Hace un par de semanas me encontré con uno de los nietos de esa tía Isabel y me pidió que por favor le enviara el texto. Había encontrado el recorte en la casa de su abuela y como buen chico moderno, inició su busca en la internet porque se le antojó guardarlo. Se podrán imaginar que no lo encontró.

Creo que en 1998 el diario La Prensa ni siquiera subía cosas a la web, porque ni me acuerdo si estaba disponible para esos menesteres.

A ustedes les parecerá arcaico, pero en los primeros años de la columna, los textos llegaban a La Prensa impresos y alguien con mucha paciencia debía “subirlos” al sistema del diario, digitándolos en unas máquinas rarísimas que requerían que los usuarios se aprendieran montones de códigos y otras vueltas para su uso. En la pantalla se veían letras verdes como en los viejos computadores, y estas eran pequeñuelas como aquellas de los primeros equipos Macintosh. ¿Se acuerdan? Los abuelos de las Mac.
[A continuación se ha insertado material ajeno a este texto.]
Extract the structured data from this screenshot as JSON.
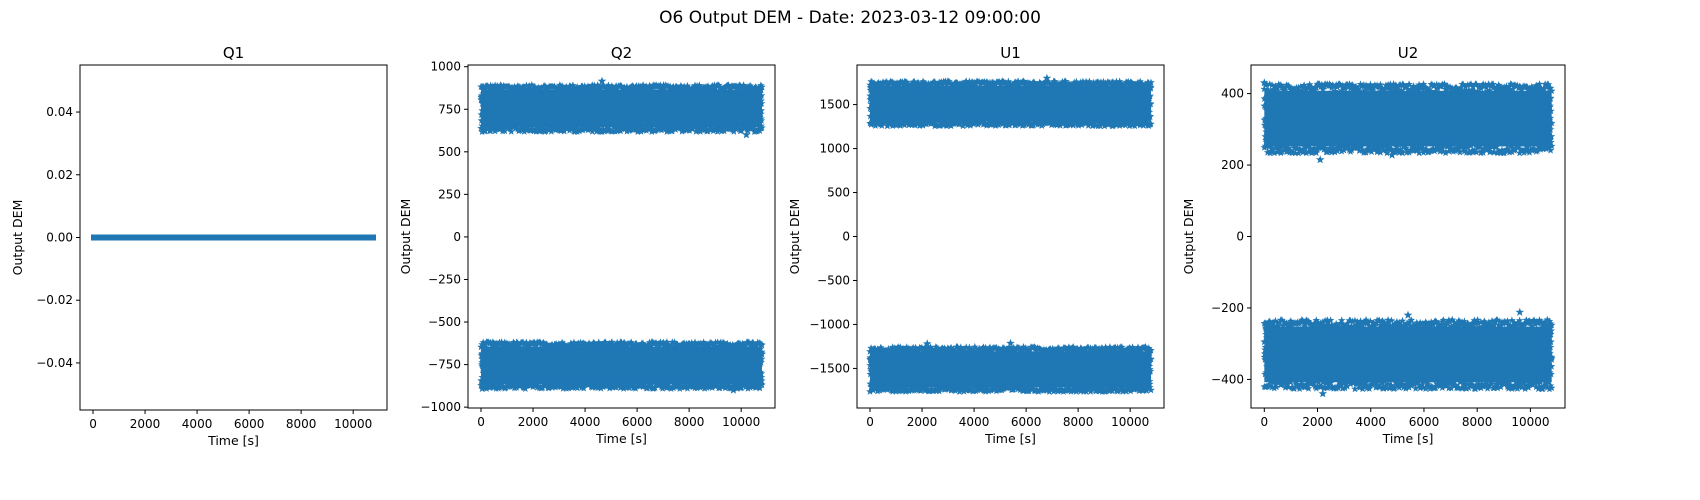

Cuando la internet llegó a las casas y oficinas era a través de un módem y ocupaba la línea telefónica, así es que o se hablaba por teléfono o se buscaba información. Ahorita no les voy a explicar en qué consistía el servicio de telefonía fija, aunque estoy segura de que para muchos debe ser un animal completamente desconocido, porque no me alcanza el espacio.

Ni les diré que costaba 10 dólares al mes. Otro día. Bueno, en ese momento, empecé a enviar mis artículos por correo electrónico, pero ya llevaba varios años con los impresos. Regreso al segundo párrafo: no hay forma de que el nieto encuentre ese texto en la web.

Yo tengo mis textos bastante bien archivados pero, ¡vamos, es de 1998! Así que cuando iba en camino al archivo madre lo hacía con los dedos cruzados. Lo primero era acordarme del nombre; como ustedes bien saben, los nombres de mis artículos son a veces tan locos como el texto.

Entonces, miren lo que me pasó: en lugar de ir al archivo general, me fui al archivo del libro Naranja dulce, limón partido. Eso limitaría la búsqueda a una cantidad menor de textos. Abro el fólder y, cuál no sería mi sorpresa al ver que el texto que estaba buscando está allí, solito, no dentro de un capítulo, sino por su cuenta y renta dentro el fólder. ¡Qué suerte!

Me encantó volverlo a leer. Recorrer nuevamente los años buenos y malos que he compartido con quien ya no es tía Isa, sino Chacha. Me encantó recordar que alguien a quien no conocía me mandó una carta diciendo que ella también tenía una “tía Isabel”. Ese día confirmé que mis vivencias son las de todos y que las experiencias se repiten casi idénticas en la mayoría de los hogares. Fue una agradable sorpresa.

Ahora solo me falta conseguir el correo electrónico del nieto que despertó tan buenos recuerdos. Debe ser mucho más fácil que encontrar en internet un artículo de 1998.